| Dr Grecko |
Just read through the players guide for Carrion Crown, and possibly hit a snag with my build. It recommended against an Illusionist Wizard, which was going to be my focus.
Without giving away to many spoilers (use spoiler button if you must) Is it going to be a waste of time with an illusionist, or is there something I can do to make one effective in this campaign?
Thanks ahead of time.
| Kydeem de'Morcaine |
I have only played through the first and second books. I won't spoil anything for you.
In my opinion, an illusiononist would have been a complete waste in the first book.
In the second book, there are somethings that can be affected by illusions, but it still wouldn't be the best choice.
To be honest, I think almost any other wizard would be better than an illusionist. I suppose if you don't specialize in illusions too much (other than the specialty school), are careful with your opposition schools, and don't actually prepare too many illusion spells. You could probably do ok. But then why be an illusionist at all.
| Starbuck_II |
afaik carrion crown is heavy on undead
undead are mostly immune to mind-affecting stuff
illusions are mostly mind-affecting...
... I think :-)
Not the stables like Silent Image, etc. Undead have way of reasoning those away so they are double susceptible. Them and Golems (who also don't question their environment).
What type of illusions are you expected to use?
Phantasms? No.
Figments? Work.
Glamer? Yes.
Patern? No.
Shadow? Yes.
If you read the entry for undead: •Immunity to all mind-affecting effects (charms, compulsions, morale effects, patterns, and phantasms)
It shows only two types are illusions are an issue.
Sadly, no one reads entries and assumes undead are immune to all illusions.
1st level spells:
Color Spray: immune
Silent Image: Double vulnerable, same for minor/Major/Shocking Image
Dazzling Blade: immune
Illusion of Calm: Weak.
Shadow Weapon: Weak
Vanish: Weak, same for Invisibility/Greater
Ventriloquism: weak
2nd level:
Blur: Not a question.
Hypnotic pattern: Immune
Haunting Mists: Works? Can undead be shaken?
Ghostly Disguise: works.
Mirror Image: Works
Mad Hallucination: immune
3rd:
Vision of Hell: Works
Displacement: works
4th:
Hallucinary Terrain: works
Illusionary Wall: Double vulnerable (why would it question it?)
5th:
Phantasm Web: no.
Symbol of Striking: Yes
Mirage Arcana: works
| Jeffrey Palmer |
Yeah, maybe not the best (although adventure 3 is full of lots of living critters!) unless you'd like to retool the idea as an Undead bloodline sorcerer (with the special ability for their mind effecting spells to effect coporal undead), see below:
"Bloodline Arcana: Some undead are susceptible to your mind-affecting spells. Corporeal undead that were once humanoids are treated as humanoids for the purposes of determining which spells affect them."

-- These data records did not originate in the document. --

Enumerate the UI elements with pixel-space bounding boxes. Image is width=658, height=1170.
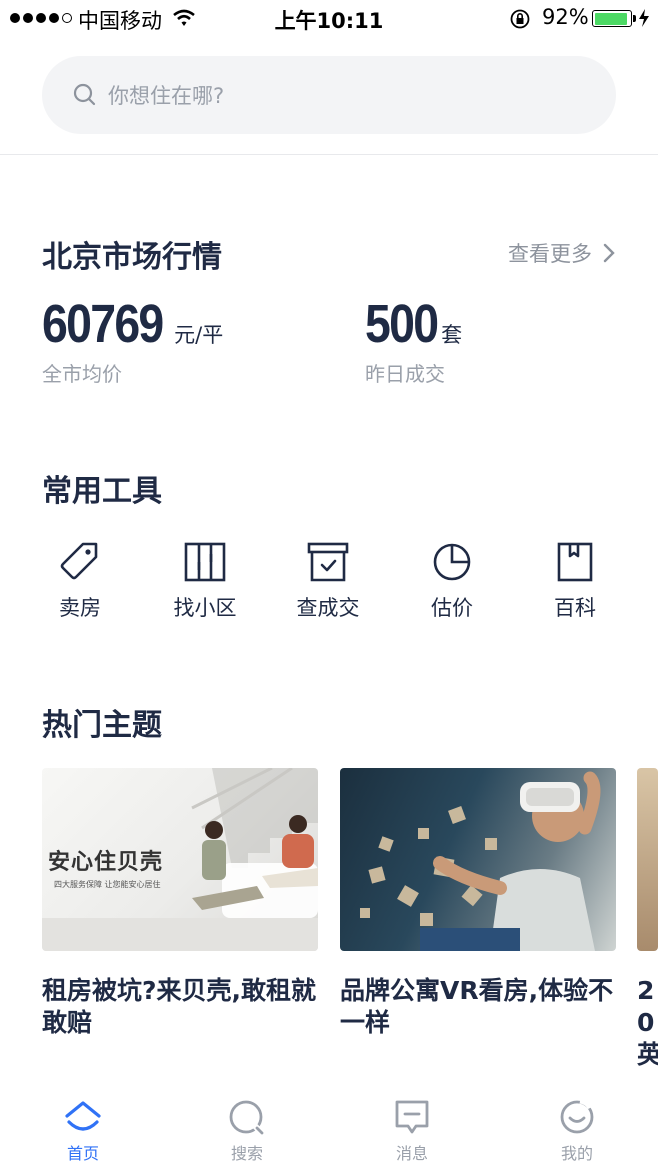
search-icon [73,83,96,106]
profile-icon [560,1098,594,1134]
tab-profile[interactable]: 我的 [532,1098,622,1164]
topic-image: 安心住贝壳 四大服务保障 让您能安心居住 [42,768,318,951]
tab-home[interactable]: 首页 [38,1098,128,1164]
topic-title: 20英 [637,976,658,1069]
tool-label: 找小区 [173,596,237,620]
yesterday-deals-stat[interactable]: 500 套 昨日成交 [365,296,462,387]
tab-label: 搜索 [230,1144,263,1163]
tool-valuation[interactable]: 估价 [397,540,507,622]
topic-card-partial[interactable]: 20英 [637,768,658,1071]
battery-percentage: 92% [542,5,589,29]
battery-icon [592,10,632,27]
tool-label: 百科 [554,596,596,620]
tab-bar: 首页 搜索 消息 我的 [0,1088,658,1170]
view-more-label: 查看更多 [508,242,592,266]
topic-title: 品牌公寓VR看房,体验不一样 [340,976,614,1037]
topic-title: 租房被坑?来贝壳,敢租就敢赔 [42,976,316,1037]
search-input[interactable]: 你想住在哪? [42,56,616,134]
map-icon [184,542,226,582]
topic-card-rental[interactable]: 安心住贝壳 四大服务保障 让您能安心居住 租房被坑?来贝壳,敢租就敢赔 [42,768,318,1039]
divider [0,154,658,155]
archive-icon [307,542,349,582]
topic-image [637,768,658,951]
average-price-unit: 元/平 [174,323,224,347]
tab-label: 我的 [560,1144,593,1163]
tool-label: 卖房 [59,596,101,620]
message-icon [395,1100,429,1134]
average-price-value: 60769 [42,294,164,354]
tab-label: 首页 [66,1144,99,1163]
tab-search[interactable]: 搜索 [202,1098,292,1164]
yesterday-deals-unit: 套 [441,323,463,347]
tool-sell-house[interactable]: 卖房 [25,540,135,622]
book-icon [557,542,593,582]
status-bar: 中国移动 上午10:11 92% [0,0,658,36]
chevron-right-icon [603,243,615,263]
charging-icon [639,9,649,27]
topic-card-vr[interactable]: 品牌公寓VR看房,体验不一样 [340,768,616,1039]
tool-encyclopedia[interactable]: 百科 [520,540,630,622]
search-icon [229,1100,265,1136]
average-price-stat[interactable]: 60769 元/平 全市均价 [42,296,223,387]
topics-section-title: 热门主题 [42,708,162,743]
yesterday-deals-label: 昨日成交 [365,362,445,386]
tab-label: 消息 [395,1144,428,1163]
average-price-label: 全市均价 [42,362,122,386]
home-icon [65,1101,101,1131]
pie-chart-icon [433,543,471,581]
yesterday-deals-value: 500 [365,294,439,354]
tag-icon [60,542,98,580]
tools-section-title: 常用工具 [42,474,162,509]
topic-image-caption: 安心住贝壳 [48,849,164,875]
tool-label: 查成交 [296,596,360,620]
topic-image-subcaption: 四大服务保障 让您能安心居住 [54,880,161,889]
tool-label: 估价 [431,596,473,620]
market-section-title: 北京市场行情 [42,240,222,275]
tool-find-community[interactable]: 找小区 [150,540,260,622]
tab-messages[interactable]: 消息 [367,1098,457,1164]
tool-check-deals[interactable]: 查成交 [273,540,383,622]
search-placeholder: 你想住在哪? [108,84,225,108]
topic-image [340,768,616,951]
view-more-link[interactable]: 查看更多 [508,238,616,268]
rotation-lock-icon [510,9,530,29]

I'm playing one now and focusing more on the necromancy and evocation spells, but I can recall charming some zombies!
| Dr Grecko |
My main goal was to use the image spells (silent.. minor.. major) which are "figments" and then later show evocation which is "shadow".
Looking at the undead type, I see they are immune to:
Immunity to all mind-affecting effects (charms, compulsions, morale effects, patterns, and phantasms).

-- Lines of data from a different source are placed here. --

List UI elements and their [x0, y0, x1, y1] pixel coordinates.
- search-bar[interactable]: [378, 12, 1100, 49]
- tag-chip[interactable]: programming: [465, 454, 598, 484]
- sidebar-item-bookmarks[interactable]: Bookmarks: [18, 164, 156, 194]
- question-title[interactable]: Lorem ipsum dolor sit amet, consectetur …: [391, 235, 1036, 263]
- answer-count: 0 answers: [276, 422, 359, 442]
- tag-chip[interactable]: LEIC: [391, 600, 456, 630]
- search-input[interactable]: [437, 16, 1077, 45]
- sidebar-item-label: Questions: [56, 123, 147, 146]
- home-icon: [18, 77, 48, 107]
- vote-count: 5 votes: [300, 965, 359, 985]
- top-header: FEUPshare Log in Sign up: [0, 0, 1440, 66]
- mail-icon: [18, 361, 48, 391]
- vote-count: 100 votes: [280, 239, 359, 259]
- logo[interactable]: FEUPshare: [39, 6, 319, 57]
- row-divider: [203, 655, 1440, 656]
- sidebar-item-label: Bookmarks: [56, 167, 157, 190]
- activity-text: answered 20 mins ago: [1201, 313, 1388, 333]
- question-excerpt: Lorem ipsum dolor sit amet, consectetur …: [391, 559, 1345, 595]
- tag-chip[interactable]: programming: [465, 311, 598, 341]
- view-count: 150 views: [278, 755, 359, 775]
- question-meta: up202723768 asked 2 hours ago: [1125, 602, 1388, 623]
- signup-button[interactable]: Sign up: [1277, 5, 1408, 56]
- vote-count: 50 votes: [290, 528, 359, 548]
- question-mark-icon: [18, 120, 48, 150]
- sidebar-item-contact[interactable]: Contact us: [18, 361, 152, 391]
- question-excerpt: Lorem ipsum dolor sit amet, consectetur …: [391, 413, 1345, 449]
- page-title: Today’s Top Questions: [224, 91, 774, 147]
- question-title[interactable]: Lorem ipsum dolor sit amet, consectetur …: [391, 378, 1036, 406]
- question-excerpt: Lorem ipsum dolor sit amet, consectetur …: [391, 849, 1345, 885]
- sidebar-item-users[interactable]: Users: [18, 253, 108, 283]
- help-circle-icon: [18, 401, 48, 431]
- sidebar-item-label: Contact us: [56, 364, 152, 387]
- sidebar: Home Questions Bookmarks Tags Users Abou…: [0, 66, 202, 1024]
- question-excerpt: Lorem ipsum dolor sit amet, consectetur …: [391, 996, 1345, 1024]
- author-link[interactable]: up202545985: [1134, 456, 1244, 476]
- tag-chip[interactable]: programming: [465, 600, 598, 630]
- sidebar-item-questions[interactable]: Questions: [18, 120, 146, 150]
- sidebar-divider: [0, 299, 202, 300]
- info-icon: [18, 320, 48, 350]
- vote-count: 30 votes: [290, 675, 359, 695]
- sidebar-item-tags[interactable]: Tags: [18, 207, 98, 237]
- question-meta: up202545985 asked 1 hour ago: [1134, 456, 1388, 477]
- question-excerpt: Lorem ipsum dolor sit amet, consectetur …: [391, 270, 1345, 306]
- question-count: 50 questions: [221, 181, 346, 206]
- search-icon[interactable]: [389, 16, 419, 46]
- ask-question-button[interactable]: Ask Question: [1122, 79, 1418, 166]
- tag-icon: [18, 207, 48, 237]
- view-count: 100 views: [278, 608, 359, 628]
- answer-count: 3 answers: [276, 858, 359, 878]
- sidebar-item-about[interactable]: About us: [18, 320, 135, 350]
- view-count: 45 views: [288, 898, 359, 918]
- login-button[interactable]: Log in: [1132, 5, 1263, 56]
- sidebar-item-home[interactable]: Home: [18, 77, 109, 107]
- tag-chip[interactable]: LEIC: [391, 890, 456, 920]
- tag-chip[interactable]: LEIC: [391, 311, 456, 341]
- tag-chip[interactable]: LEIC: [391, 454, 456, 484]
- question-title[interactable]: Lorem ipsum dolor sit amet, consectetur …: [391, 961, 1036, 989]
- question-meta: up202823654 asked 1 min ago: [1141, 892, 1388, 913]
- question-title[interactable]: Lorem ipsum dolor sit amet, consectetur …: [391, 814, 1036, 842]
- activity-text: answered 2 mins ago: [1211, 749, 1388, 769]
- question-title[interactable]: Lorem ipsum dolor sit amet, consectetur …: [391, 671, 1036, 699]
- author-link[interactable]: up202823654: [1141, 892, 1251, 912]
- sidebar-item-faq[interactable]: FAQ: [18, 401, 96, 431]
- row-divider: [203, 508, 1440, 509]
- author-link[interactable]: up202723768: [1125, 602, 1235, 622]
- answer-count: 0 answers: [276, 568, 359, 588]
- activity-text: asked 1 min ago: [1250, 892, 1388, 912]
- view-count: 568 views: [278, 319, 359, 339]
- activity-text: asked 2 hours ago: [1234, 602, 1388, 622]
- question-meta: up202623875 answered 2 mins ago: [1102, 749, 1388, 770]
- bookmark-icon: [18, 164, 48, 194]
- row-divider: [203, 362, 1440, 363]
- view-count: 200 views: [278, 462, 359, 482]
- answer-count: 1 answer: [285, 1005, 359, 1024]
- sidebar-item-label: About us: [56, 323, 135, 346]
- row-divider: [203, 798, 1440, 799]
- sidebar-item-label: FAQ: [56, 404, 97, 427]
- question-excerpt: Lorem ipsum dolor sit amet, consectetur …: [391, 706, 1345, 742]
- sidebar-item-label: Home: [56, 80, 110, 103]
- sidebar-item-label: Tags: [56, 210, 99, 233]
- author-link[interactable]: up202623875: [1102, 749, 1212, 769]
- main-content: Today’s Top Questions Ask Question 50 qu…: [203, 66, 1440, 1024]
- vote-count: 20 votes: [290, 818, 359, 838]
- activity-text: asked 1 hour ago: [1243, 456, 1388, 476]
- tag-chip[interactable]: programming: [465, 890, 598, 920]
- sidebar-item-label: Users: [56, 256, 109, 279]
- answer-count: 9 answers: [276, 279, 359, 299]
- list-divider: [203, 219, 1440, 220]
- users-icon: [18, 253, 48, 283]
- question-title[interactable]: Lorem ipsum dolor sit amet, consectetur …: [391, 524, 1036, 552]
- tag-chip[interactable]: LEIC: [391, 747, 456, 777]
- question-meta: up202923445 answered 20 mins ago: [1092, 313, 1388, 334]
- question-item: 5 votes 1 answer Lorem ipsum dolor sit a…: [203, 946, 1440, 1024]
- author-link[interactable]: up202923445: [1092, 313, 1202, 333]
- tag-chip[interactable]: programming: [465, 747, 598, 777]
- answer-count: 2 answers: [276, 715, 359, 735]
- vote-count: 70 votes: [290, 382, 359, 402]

Immunity to bleed, death effects, disease, paralysis, poison, sleep effects, and stunning.
So, would I still be able to get image spells and shadow evocation spells off? and supplement the rest of my casting with conjuration/blasting?
*edit - In other words.. what starbuck said :)
I think I'll be fine with the concept I was going for, although I may have to reconsider the phantasm sub-school.